The NENA PSAP Master Clock Standard is a guide for designers and manufacturers of PSAP equipment for use in an E9‑1‑1 environment. These specifications are not for use for NG9‑1‑1 time synchronization; those specifications can be found in the Timer Server section of NENA‑STA‑010. This Standard identifies engineering and technical requirements to be met before the purchase of such equipment; it may also be of value to purchasers, maintainers and users of such equipment. This document is not intended to provide complete design specifications for a PSAP Master Clock. It will neither ensure the quality of the performance of the equipment nor should it serve as an exclusive procurement specification.
The NENA Suicide/Crisis Line Interoperability Standard facilitates working collaboratively with crisis lines to help ensure that persons at imminent risk of suicide receive the emergency assistance they need and provides information about crisis line processes. It also establishes guidelines for both PSAPs and crisis lines to work together effectively when emergency intervention is needed to keep an individual safe from imminent suicide. Establishing and disseminating knowledge of this standard along with the creation of collaborative relationships between crisis lines and PSAPs can serve to improve the standard of care for individuals in emotional or suicidal distress. Greater awareness and collaborative relationships between crisis lines and their local PSAP allows for improved continuity of care for at-risk individuals. When circumstances arise where all other options to keep a person at imminent risk of suicide safe from harm have been exhausted, or an attempt is already in progress, crisis centers must rely on working with PSAP staff to help get emergency intervention (active rescue) to the person at imminent risk.
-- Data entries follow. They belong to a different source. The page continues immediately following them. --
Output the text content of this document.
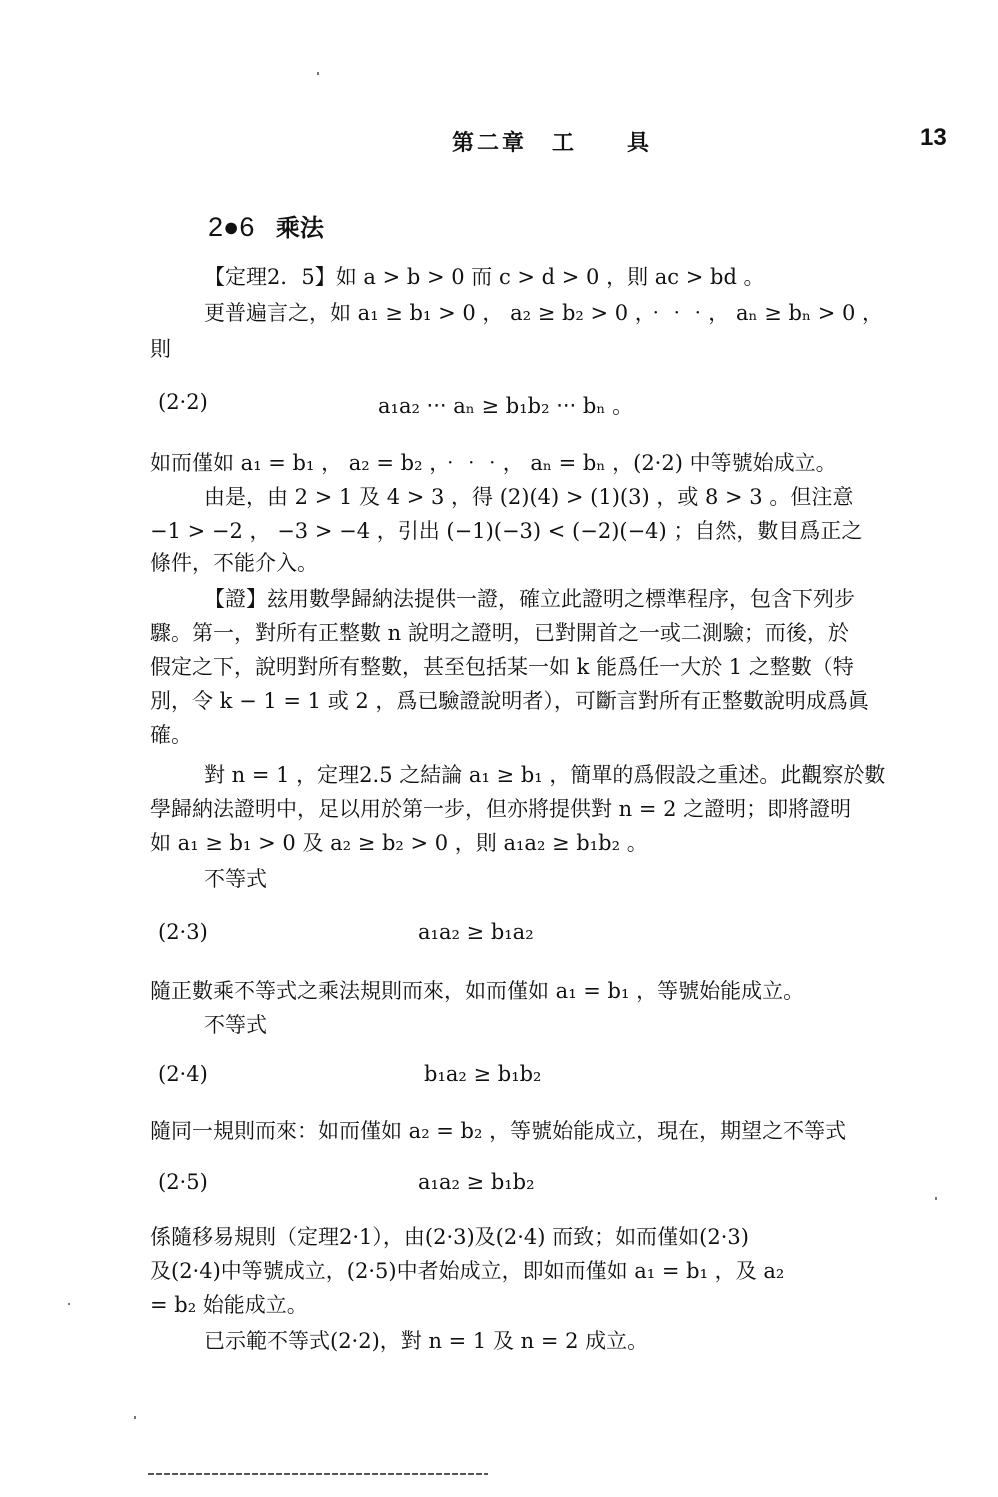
第二章　工　　具	13
2●6 乘法
【定理2．5】如 a > b > 0 而 c > d > 0 ，則 ac > bd 。
更普遍言之，如 a₁ ≥ b₁ > 0 ， a₂ ≥ b₂ > 0 ，‧‧‧， aₙ ≥ bₙ > 0 ，
則
(2·2)	a₁a₂ ‧‧‧ aₙ ≥ b₁b₂ ‧‧‧ bₙ 。
如而僅如 a₁ = b₁ ， a₂ = b₂ ，‧‧‧， aₙ = bₙ ，(2·2) 中等號始成立。
由是，由 2 > 1 及 4 > 3 ，得 (2)(4) > (1)(3) ，或 8 > 3 。但注意
−1 > −2 ， −3 > −4 ，引出 (−1)(−3) < (−2)(−4) ；自然，數目爲正之
條件，不能介入。
【證】玆用數學歸納法提供一證，確立此證明之標準程序，包含下列步
驟。第一，對所有正整數 n 說明之證明，已對開首之一或二測驗；而後，於
假定之下，說明對所有整數，甚至包括某一如 k 能爲任一大於 1 之整數（特
別，令 k − 1 = 1 或 2 ，爲已驗證說明者），可斷言對所有正整數說明成爲眞
確。
對 n = 1 ，定理2.5 之結論 a₁ ≥ b₁ ，簡單的爲假設之重述。此觀察於數
學歸納法證明中，足以用於第一步，但亦將提供對 n = 2 之證明；即將證明
如 a₁ ≥ b₁ > 0 及 a₂ ≥ b₂ > 0 ，則 a₁a₂ ≥ b₁b₂ 。
不等式
(2·3)	a₁a₂ ≥ b₁a₂
隨正數乘不等式之乘法規則而來，如而僅如 a₁ = b₁ ，等號始能成立。
不等式
(2·4)	b₁a₂ ≥ b₁b₂
隨同一規則而來：如而僅如 a₂ = b₂ ，等號始能成立，現在，期望之不等式
(2·5)	a₁a₂ ≥ b₁b₂
係隨移易規則（定理2·1），由(2·3)及(2·4) 而致；如而僅如(2·3)
及(2·4)中等號成立，(2·5)中者始成立，即如而僅如 a₁ = b₁ ，及 a₂
= b₂ 始能成立。
已示範不等式(2·2)，對 n = 1 及 n = 2 成立。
This document provides guidance on how PSAPs and crisis lines can best work together in these circumstances to assure the safety of the individual.
9‑1‑1 is vulnerable to security issues, including call flood-based attacks such Telephony Denial of Service (TDoS), which saturate the network and prevent individuals from receiving timely service. 9‑1‑1 is vulnerable to TDoS, as a function being well known, having limited resources (especially call takers), older technology (in E9‑1‑1), and the need to answer every call. The NENA Telephony Denial of Service (TDoS) Information Document describes Telephony Denial of Service (TDoS) in 9‑1‑1 networks, including methods for detection and mitigation.